It is interesting how one French word got indirectly connected to Dubrovnik. Although its meaning thankfully has nothing to do with Dubrovnik itself, it derives from the old name for our lovely town. How that happened and what it means, Mr. Ante I. Curać explains in an interesting historical story.
“In 1806, on the orders of Napoleon, General Molitor left three regiments (about 1,700 soldiers) from Udine for Dalmatia and the Bay of Kotor, because those two regions belonged to the French Empire according to the Treaty of Bratislava. However, the Russian army under the command of Admiral Sinjavin entered Boka, which was contrary to the signed document. From February to early July, General Molitor marched through Lika, Zadar, Split, Hvar and Ston to Dubrovnik, dispersing the Montenegrin army besieging the city from the mainland, as well as the Russian navy besieging it and bombing it from the sea.

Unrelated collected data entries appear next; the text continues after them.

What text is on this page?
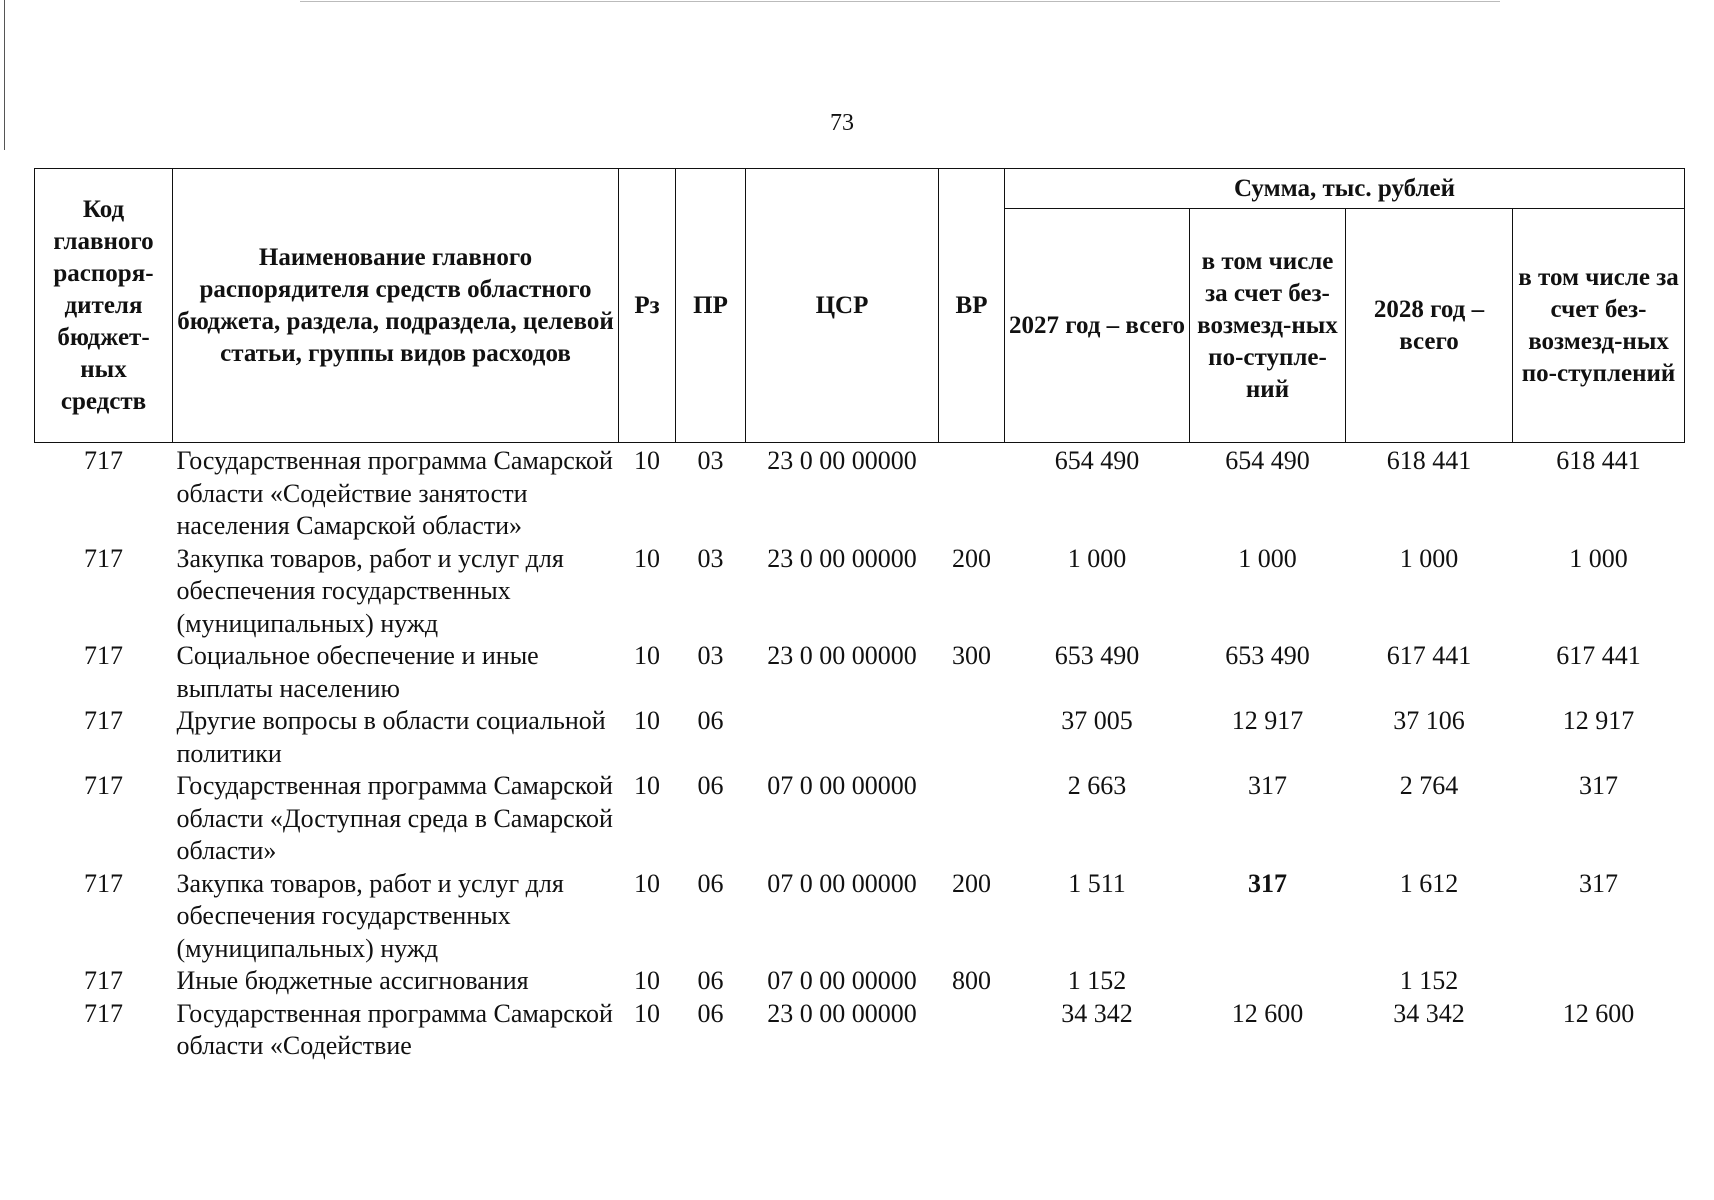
73
Код главного распоря-дителя бюджет-ных средств	Наименование главного распорядителя средств областного бюджета, раздела, подраздела, целевой статьи, группы видов расходов	Рз	ПР	ЦСР	ВР	Сумма, тыс. рублей			
						2027 год – всего	в том числе за счет без-возмезд-ных по-ступле-ний	2028 год – всего	в том числе за счет без-возмезд-ных по-ступлений
717	Государственная программа Самарской области «Содействие занятости населения Самарской области»	10	03	23 0 00 00000		654 490	654 490	618 441	618 441
717	Закупка товаров, работ и услуг для обеспечения государственных (муниципальных) нужд	10	03	23 0 00 00000	200	1 000	1 000	1 000	1 000
717	Социальное обеспечение и иные выплаты населению	10	03	23 0 00 00000	300	653 490	653 490	617 441	617 441
717	Другие вопросы в области социальной политики	10	06			37 005	12 917	37 106	12 917
717	Государственная программа Самарской области «Доступная среда в Самарской области»	10	06	07 0 00 00000		2 663	317	2 764	317
717	Закупка товаров, работ и услуг для обеспечения государственных (муниципальных) нужд	10	06	07 0 00 00000	200	1 511	317	1 612	317
717	Иные бюджетные ассигнования	10	06	07 0 00 00000	800	1 152		1 152	
717	Государственная программа Самарской области «Содействие	10	06	23 0 00 00000		34 342	12 600	34 342	12 600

Slovenia, Dalmatia, Dubrovnik and Boka then entered the Illyrian province, as part of the Italian and French empires, respectively. Marshal Marmont (1774-1852) was appointed governor after his merit in governing the new province and received the title of Duc de Ragusa. ‘Raguse’ was the French name for Dubrovnik at the time.
Marmont was a great friend of Napoleon, thanks to whom he advanced from officer to marshal in a very short time as an exceptionally brave soldier and strategist.
But in early April 1814, after a series of defeats Napoleon suffered by the Austria-Russia-Prussia alliance, when Paris itself was found in a hostile environment, as head of Napoleon’s General Staff, Marmont commanded the troops to surrender to the alliance. Napoleon, furious at this betrayal, said: ‘I made him a marshal and a duke, and he vilely betrayed me!’
This shameful move by Marshal Marmont was described by 19th-century French writers Edmond Rostand and Paul Adam who, in their plays, included the word ragusade = betrayal, raguser = traitor, as an allusion to the act of Duc de Ragusa = Duke of Dubrovnik.
The new term was accepted by the French Academy and entered the dictionary as a synonym for betrayal, or rather high treason,” wrote Curać.